Strengths and limitations

There are several strengths of this study, including the diversity of perspectives and experiences captured from patients, family caregivers and HCPs across different Canadian provinces and hospital settings. The findings also add valuable information to existing published research on the impacts of restrictive visiting policies in acute care settings during the pandemic [27, 42, 43]. Despite these strengths, there are also limitations to this study. Although data saturation was reached, most of the included participants were family caregivers (n = 18) and from the province of Alberta (n = 15). There were only two participants from the province of Saskatchewan (one family caregiver and one HCP) which may not be generalizable to other family caregivers and HCPs in that province. Furthermore, only six Canadian provinces were captured in this study and the experiences and perspectives of patients, family caregivers and HCPs may not be representative of the entire country.
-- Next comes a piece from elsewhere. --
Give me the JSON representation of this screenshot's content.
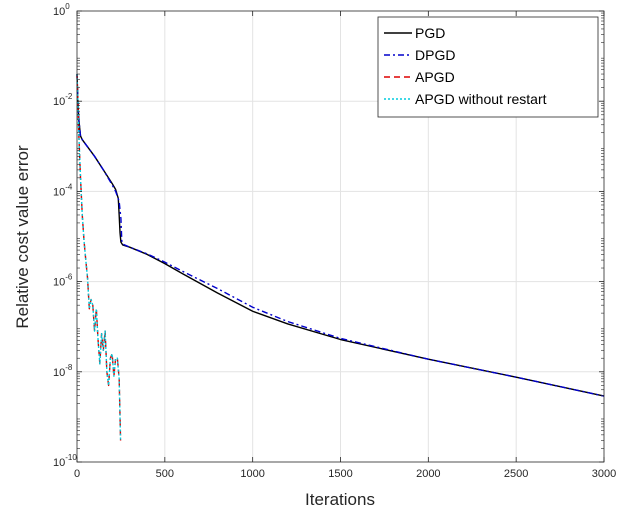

The study population across all three key informant categories was predominately white Caucasian and European, and the perspectives and experiences across different cultural groups were missing. Also, the study findings are limited to settings like Canada where there was 24-h visitation before the COVID-19 pandemic. Lastly, the focus of our study was to examine the impacts of restrictive family presence and visiting policies in Canadian hospitals, thus the findings predominately illustrate negative experiences of key informants with these policies. Nonetheless, the findings are commensurate with strong evidence demonstrating the importance of family caregiver presence in hospital and that COVID-19 related restrictive family presence and visiting policies are associated with potential harm for family members, caregivers and HCPs [26, 43,44,45,46].

Conclusion

The COVID-19 pandemic has necessitated a temporary shift in how healthcare organizations support family presence and visitors. The adoption and implementation of family and caregiver presence policies is rooted in an underlying philosophy of PFCC. While most healthcare settings have traditionally welcomed family members as partners in care with open access to the facility, COVID-19 has prompted risk mitigation strategies that have challenged usual policies around family presence. Although some healthcare facilities across Canada have begun to re-integrate elements of family presence into their policies during this COVID-19 pandemic, ongoing restrictions continue to create great hardship for many. The emergence and ongoing threat of the COVID-19 pandemic has challenged the ability of many healthcare facilities to balance their philosophies and practices of PFCC with safety and infection prevention and control considerations during this time of crisis. The findings from this study highlighted several impacts of restrictive family presence or visiting policies on patients, family caregivers and HCPs in healthcare settings across Canada during COVID-19. These impacts have been devastatingly negative for many patients and family caregivers, as well as for HCPs. Many family caregivers and patients noted there is no “one-size-fits-all” family presence policy that will address all patient needs. To be consistent with the practice of PFCC, patients and family caregivers are welcomed as part of the healthcare team in ways that work for them, meaning that flexibility in family presence and visiting policies is essential. As acute care facilities begin to reintegrate family presence into their facilities, it is imperative that this work be done in partnership with those who have lived experience – patients, family caregivers, and HCPs. Given the role strain and pressures placed on HCPs, healthcare facilities can have in place designated healthcare staff or team to facilitate communication with family caregivers on infection prevention and act as a liaison to support families and patients admitted to hospital. Moreover, further research is needed surrounding the impacts of restrictive family presence and visiting policies across different racialized population groups.